Problems? You think that your man is giving you problems? I think that whenever I gave sex to my man all his problems, and mine, waned away. Frequent sex is the best medicine for men. A housewife who knows how to be naughty and sexually surprise her hubby will conquer every corner of his mind, she will impersonate the Mistress of his dreams, the hooker that he noticed while waiting at the traffic lights, the long-legged model on those billboards that he stared at, the porn star that he watched late at night on the web. You can become everything for him and this way you can teach him to be everything for you. This is what I call a happy and ever-lasting marriage.
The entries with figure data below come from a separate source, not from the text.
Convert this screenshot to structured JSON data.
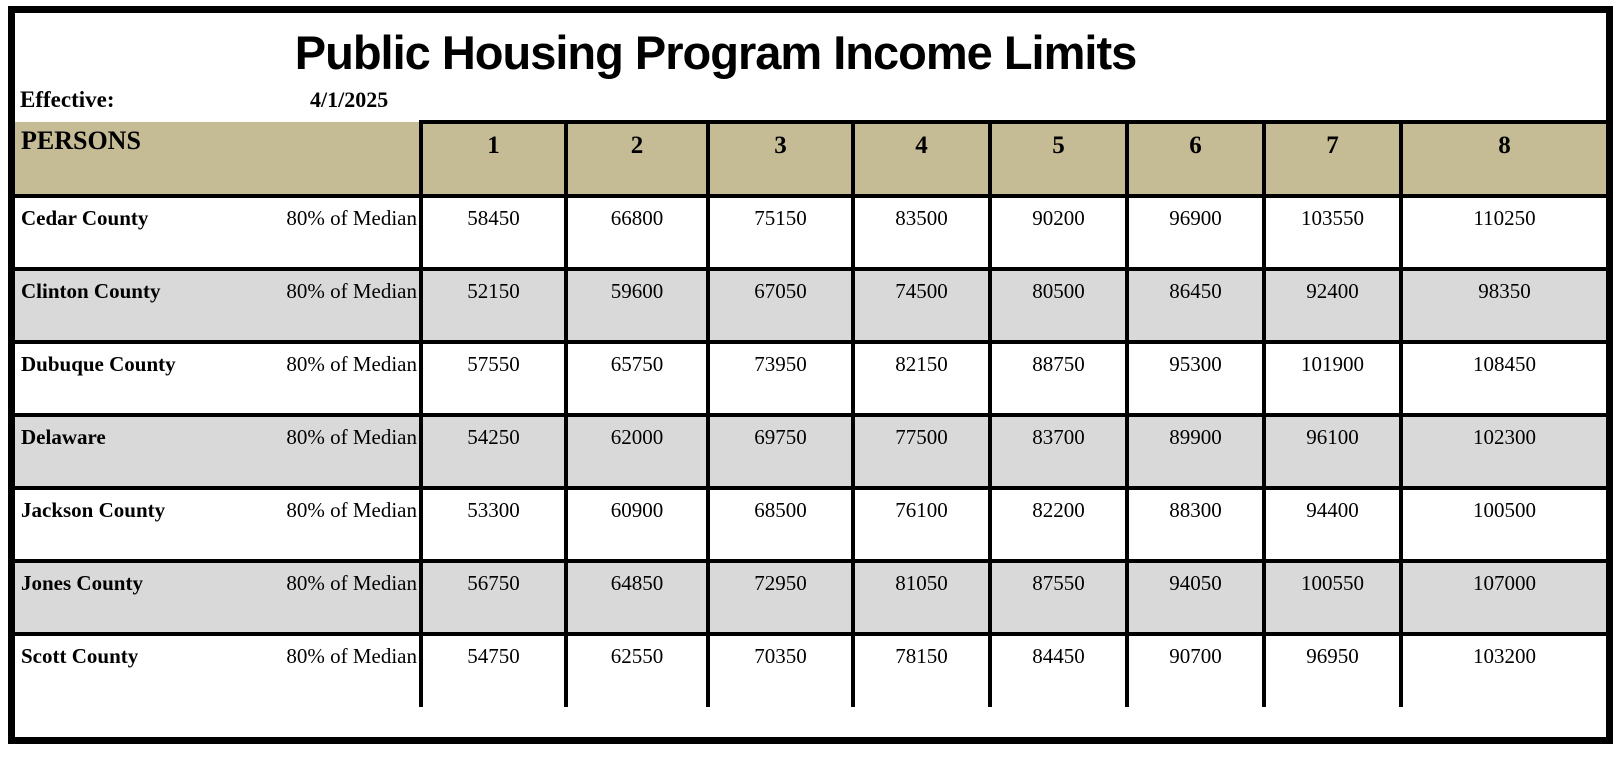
{
  "title": "Public Housing Program Income Limits",
  "effective": {
    "label": "Effective:",
    "date": "4/1/2025"
  },
  "table": {
    "persons_label": "PERSONS",
    "person_columns": [
      "1",
      "2",
      "3",
      "4",
      "5",
      "6",
      "7",
      "8"
    ],
    "rows": [
      {
        "county": "Cedar County",
        "label": "80% of Median",
        "values": [
          58450,
          66800,
          75150,
          83500,
          90200,
          96900,
          103550,
          110250
        ]
      },
      {
        "county": "Clinton County",
        "label": "80% of Median",
        "values": [
          52150,
          59600,
          67050,
          74500,
          80500,
          86450,
          92400,
          98350
        ]
      },
      {
        "county": "Dubuque County",
        "label": "80% of Median",
        "values": [
          57550,
          65750,
          73950,
          82150,
          88750,
          95300,
          101900,
          108450
        ]
      },
      {
        "county": "Delaware",
        "label": "80% of Median",
        "values": [
          54250,
          62000,
          69750,
          77500,
          83700,
          89900,
          96100,
          102300
        ]
      },
      {
        "county": "Jackson County",
        "label": "80% of Median",
        "values": [
          53300,
          60900,
          68500,
          76100,
          82200,
          88300,
          94400,
          100500
        ]
      },
      {
        "county": "Jones County",
        "label": "80% of Median",
        "values": [
          56750,
          64850,
          72950,
          81050,
          87550,
          94050,
          100550,
          107000
        ]
      },
      {
        "county": "Scott County",
        "label": "80% of Median",
        "values": [
          54750,
          62550,
          70350,
          78150,
          84450,
          90700,
          96950,
          103200
        ]
      }
    ]
  },
  "colors": {
    "header_bg": "#C5BB95",
    "alt_row_bg": "#D9D9D9",
    "border": "#000000"
  }
}
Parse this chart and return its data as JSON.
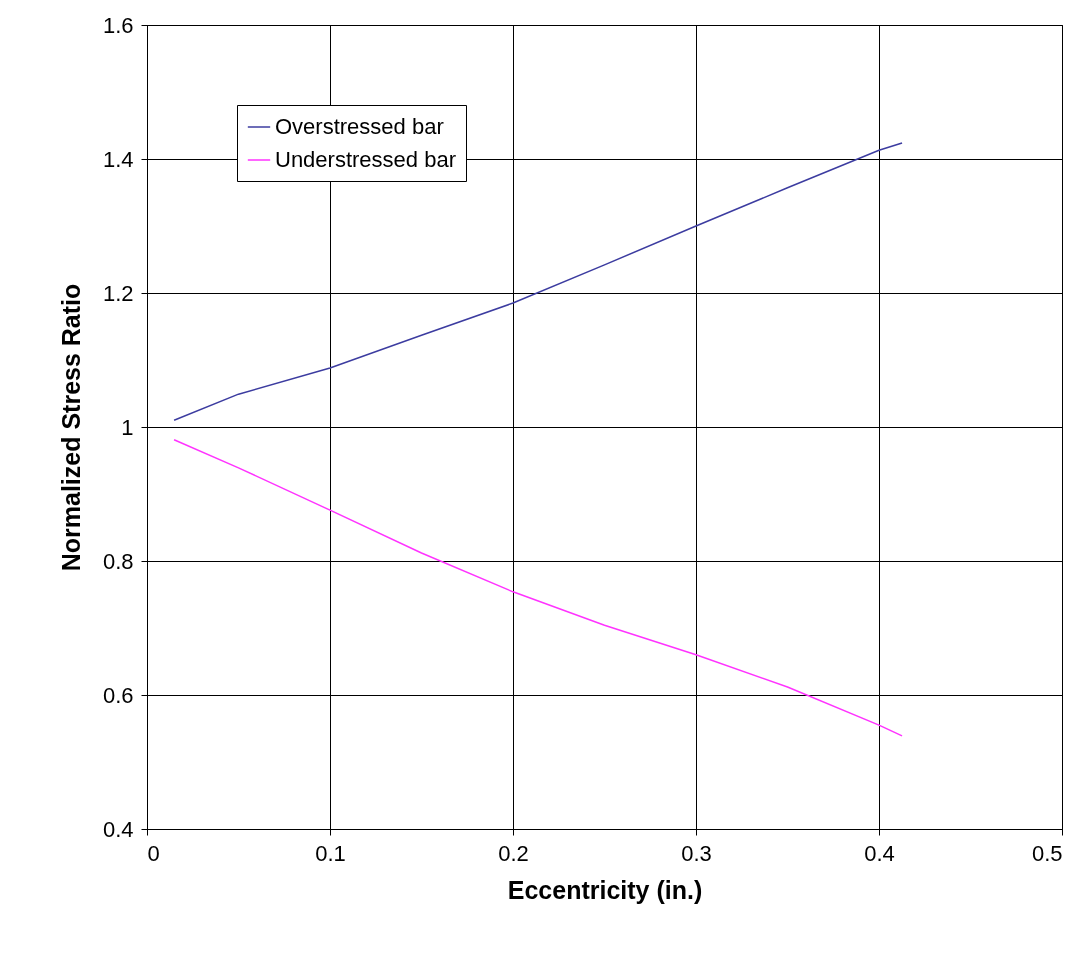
{
  "chart_data": {
    "type": "line",
    "xlabel": "Eccentricity (in.)",
    "ylabel": "Normalized Stress Ratio",
    "x": [
      0.0148,
      0.05,
      0.1,
      0.15,
      0.2,
      0.25,
      0.3,
      0.35,
      0.4,
      0.4126
    ],
    "series": [
      {
        "name": "Overstressed bar",
        "color": "#3c3ca0",
        "values": [
          1.01,
          1.049,
          1.088,
          1.137,
          1.185,
          1.242,
          1.3,
          1.357,
          1.413,
          1.424
        ]
      },
      {
        "name": "Understressed bar",
        "color": "#ff33ff",
        "values": [
          0.981,
          0.939,
          0.876,
          0.812,
          0.754,
          0.704,
          0.66,
          0.612,
          0.555,
          0.539
        ]
      }
    ],
    "xlim": [
      0,
      0.5
    ],
    "xticks": [
      0,
      0.1,
      0.2,
      0.3,
      0.4,
      0.5
    ],
    "ylim": [
      0.4,
      1.6
    ],
    "yticks": [
      0.4,
      0.6,
      0.8,
      1,
      1.2,
      1.4,
      1.6
    ],
    "grid": true,
    "legend": "top left",
    "marker": "none",
    "line_style": "solid"
  }
}
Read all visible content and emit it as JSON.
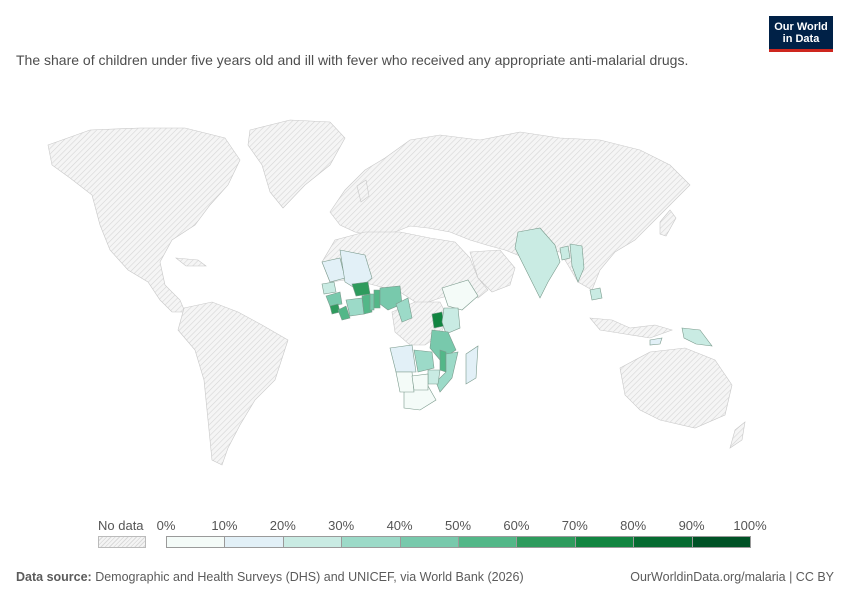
{
  "logo": {
    "line1": "Our World",
    "line2": "in Data"
  },
  "subtitle": "The share of children under five years old and ill with fever who received any appropriate anti-malarial drugs.",
  "legend": {
    "no_data_label": "No data",
    "ticks": [
      "0%",
      "10%",
      "20%",
      "30%",
      "40%",
      "50%",
      "60%",
      "70%",
      "80%",
      "90%",
      "100%"
    ],
    "bin_colors": [
      "#f4fbf8",
      "#e2f0f7",
      "#c9ebe3",
      "#9cdac8",
      "#78c9ac",
      "#53b788",
      "#2e9b5d",
      "#128541",
      "#066b31",
      "#005226"
    ]
  },
  "footer": {
    "source_label": "Data source:",
    "source_text": " Demographic and Health Surveys (DHS) and UNICEF, via World Bank (2026)",
    "url_text": "OurWorldinData.org/malaria | CC BY"
  },
  "map_data": {
    "colored_countries": [
      {
        "name": "India",
        "fill": "#c9ebe3"
      },
      {
        "name": "Bangladesh",
        "fill": "#c9ebe3"
      },
      {
        "name": "Myanmar",
        "fill": "#c9ebe3"
      },
      {
        "name": "Cambodia",
        "fill": "#c9ebe3"
      },
      {
        "name": "Timor-Leste",
        "fill": "#e2f0f7"
      },
      {
        "name": "Papua New Guinea",
        "fill": "#c9ebe3"
      },
      {
        "name": "Mauritania",
        "fill": "#e2f0f7"
      },
      {
        "name": "Mali",
        "fill": "#e2f0f7"
      },
      {
        "name": "Senegal",
        "fill": "#c9ebe3"
      },
      {
        "name": "Guinea",
        "fill": "#78c9ac"
      },
      {
        "name": "Sierra Leone",
        "fill": "#2e9b5d"
      },
      {
        "name": "Liberia",
        "fill": "#53b788"
      },
      {
        "name": "Cote d'Ivoire",
        "fill": "#9cdac8"
      },
      {
        "name": "Burkina Faso",
        "fill": "#2e9b5d"
      },
      {
        "name": "Ghana",
        "fill": "#53b788"
      },
      {
        "name": "Togo",
        "fill": "#78c9ac"
      },
      {
        "name": "Benin",
        "fill": "#53b788"
      },
      {
        "name": "Nigeria",
        "fill": "#78c9ac"
      },
      {
        "name": "Cameroon",
        "fill": "#9cdac8"
      },
      {
        "name": "Ethiopia",
        "fill": "#f4fbf8"
      },
      {
        "name": "Uganda",
        "fill": "#128541"
      },
      {
        "name": "Kenya",
        "fill": "#c9ebe3"
      },
      {
        "name": "Tanzania",
        "fill": "#78c9ac"
      },
      {
        "name": "Angola",
        "fill": "#e2f0f7"
      },
      {
        "name": "Zambia",
        "fill": "#9cdac8"
      },
      {
        "name": "Malawi",
        "fill": "#53b788"
      },
      {
        "name": "Mozambique",
        "fill": "#9cdac8"
      },
      {
        "name": "Zimbabwe",
        "fill": "#c9ebe3"
      },
      {
        "name": "Madagascar",
        "fill": "#e2f0f7"
      },
      {
        "name": "South Africa",
        "fill": "#f4fbf8"
      },
      {
        "name": "Namibia",
        "fill": "#f4fbf8"
      },
      {
        "name": "Botswana",
        "fill": "#f4fbf8"
      }
    ]
  }
}
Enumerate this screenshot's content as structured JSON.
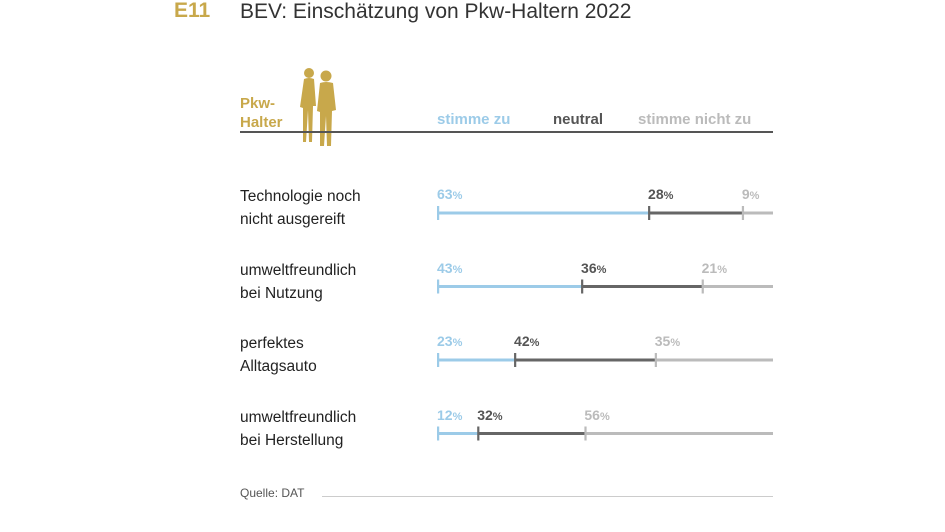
{
  "header": {
    "code": "E11",
    "title": "BEV: Einschätzung von Pkw-Haltern 2022"
  },
  "group_label": {
    "line1": "Pkw-",
    "line2": "Halter"
  },
  "colors": {
    "agree": "#9ccbe8",
    "neutral": "#666666",
    "disagree": "#bbbbbb",
    "gold": "#c8a84b"
  },
  "chart_data": {
    "type": "bar",
    "stacked": true,
    "orientation": "horizontal",
    "title": "BEV: Einschätzung von Pkw-Haltern 2022",
    "unit": "%",
    "categories": [
      [
        "Technologie noch",
        "nicht ausgereift"
      ],
      [
        "umweltfreundlich",
        "bei Nutzung"
      ],
      [
        "perfektes",
        "Alltagsauto"
      ],
      [
        "umweltfreundlich",
        "bei Herstellung"
      ]
    ],
    "series": [
      {
        "name": "stimme zu",
        "values": [
          63,
          43,
          23,
          12
        ]
      },
      {
        "name": "neutral",
        "values": [
          28,
          36,
          42,
          32
        ]
      },
      {
        "name": "stimme nicht zu",
        "values": [
          9,
          21,
          35,
          56
        ]
      }
    ],
    "xlim": [
      0,
      100
    ]
  },
  "source": "Quelle: DAT"
}
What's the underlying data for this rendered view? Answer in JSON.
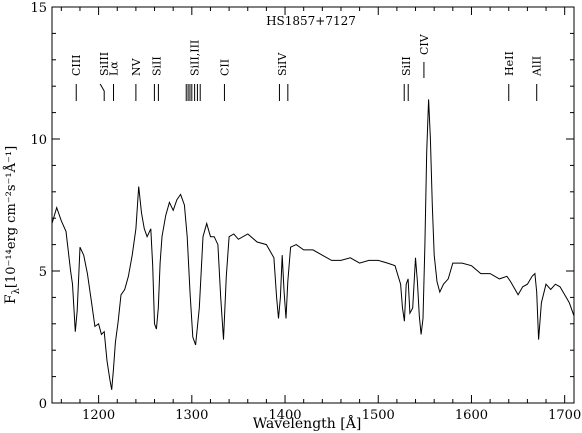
{
  "chart_data": {
    "type": "line",
    "title": "HS1857+7127",
    "xlabel": "Wavelength [Å]",
    "ylabel": "F",
    "ylabel_subscript": "λ",
    "ylabel_unit": "[10⁻¹⁴erg cm⁻²s⁻¹Å⁻¹]",
    "xlim": [
      1150,
      1710
    ],
    "ylim": [
      0,
      15
    ],
    "xticks": [
      1200,
      1300,
      1400,
      1500,
      1600,
      1700
    ],
    "yticks": [
      0,
      5,
      10,
      15
    ],
    "grid": false,
    "series": [
      {
        "x": [
          1150,
          1155,
          1160,
          1165,
          1170,
          1172,
          1175,
          1177,
          1180,
          1184,
          1188,
          1192,
          1196,
          1200,
          1203,
          1206,
          1209,
          1212,
          1214,
          1216,
          1218,
          1221,
          1224,
          1228,
          1232,
          1236,
          1240,
          1243,
          1246,
          1249,
          1252,
          1256,
          1258,
          1260,
          1262,
          1264,
          1266,
          1268,
          1272,
          1276,
          1280,
          1284,
          1288,
          1292,
          1295,
          1298,
          1301,
          1304,
          1308,
          1312,
          1316,
          1320,
          1324,
          1328,
          1331,
          1334,
          1337,
          1340,
          1345,
          1350,
          1360,
          1370,
          1380,
          1388,
          1391,
          1393,
          1395,
          1397,
          1399,
          1401,
          1403,
          1406,
          1412,
          1420,
          1430,
          1440,
          1450,
          1460,
          1470,
          1480,
          1490,
          1500,
          1510,
          1518,
          1524,
          1526,
          1528,
          1530,
          1532,
          1534,
          1537,
          1540,
          1542,
          1544,
          1546,
          1548,
          1550,
          1552,
          1554,
          1556,
          1558,
          1560,
          1563,
          1566,
          1570,
          1575,
          1580,
          1590,
          1600,
          1610,
          1620,
          1630,
          1638,
          1642,
          1650,
          1655,
          1660,
          1665,
          1668,
          1670,
          1672,
          1675,
          1680,
          1685,
          1690,
          1695,
          1700,
          1705,
          1710
        ],
        "y": [
          6.8,
          7.4,
          6.9,
          6.5,
          5.0,
          4.5,
          2.7,
          3.5,
          5.9,
          5.6,
          4.9,
          3.9,
          2.9,
          3.0,
          2.6,
          2.7,
          1.6,
          0.9,
          0.5,
          1.3,
          2.3,
          3.1,
          4.1,
          4.3,
          4.8,
          5.6,
          6.6,
          8.2,
          7.2,
          6.6,
          6.3,
          6.6,
          5.2,
          3.0,
          2.8,
          3.6,
          5.3,
          6.3,
          7.1,
          7.6,
          7.3,
          7.7,
          7.9,
          7.5,
          6.3,
          4.2,
          2.5,
          2.2,
          3.6,
          6.3,
          6.8,
          6.3,
          6.3,
          6.0,
          4.0,
          2.4,
          4.8,
          6.3,
          6.4,
          6.2,
          6.4,
          6.1,
          6.0,
          5.5,
          4.0,
          3.2,
          4.0,
          5.6,
          4.2,
          3.2,
          4.6,
          5.9,
          6.0,
          5.8,
          5.8,
          5.6,
          5.4,
          5.4,
          5.5,
          5.3,
          5.4,
          5.4,
          5.3,
          5.2,
          4.5,
          3.6,
          3.1,
          4.5,
          4.7,
          3.4,
          3.6,
          5.5,
          4.6,
          3.3,
          2.6,
          3.2,
          6.0,
          9.5,
          11.5,
          10.0,
          7.5,
          5.6,
          4.6,
          4.2,
          4.5,
          4.7,
          5.3,
          5.3,
          5.2,
          4.9,
          4.9,
          4.7,
          4.8,
          4.6,
          4.1,
          4.4,
          4.5,
          4.8,
          4.9,
          4.2,
          2.4,
          3.8,
          4.5,
          4.3,
          4.5,
          4.4,
          4.1,
          3.8,
          3.3
        ]
      }
    ],
    "line_labels": [
      {
        "text": "CIII",
        "x": 1176
      },
      {
        "text": "SiIII",
        "x": 1206
      },
      {
        "text": "Lα",
        "x": 1216
      },
      {
        "text": "NV",
        "x": 1240
      },
      {
        "text": "SiII",
        "x": 1262
      },
      {
        "text": "SiII,III",
        "x": 1303
      },
      {
        "text": "CII",
        "x": 1335
      },
      {
        "text": "SiIV",
        "x": 1397
      },
      {
        "text": "SiII",
        "x": 1530
      },
      {
        "text": "CIV",
        "x": 1549
      },
      {
        "text": "HeII",
        "x": 1640
      },
      {
        "text": "AlII",
        "x": 1670
      }
    ]
  }
}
Do not believe in evil! Anything bad that we hear about someone is a lie, not necessarily in content, but definitely in intent. Evil cannot be true by definition. Evil is Lucifer’s work, and if the deceiver first teaches us into error, afterwards he trumpets to everyone around about how groovy that error was so that evil will multiply.
The error I’m referring to in this article is for a lady to be single or divorced. Find your mate, trust him, follow him, give him until you’ve mastered his mind — it’s easier than you may imagine (a man’s mind, I mean). Be his loving mistress and have him build a lovely life for you and for your children.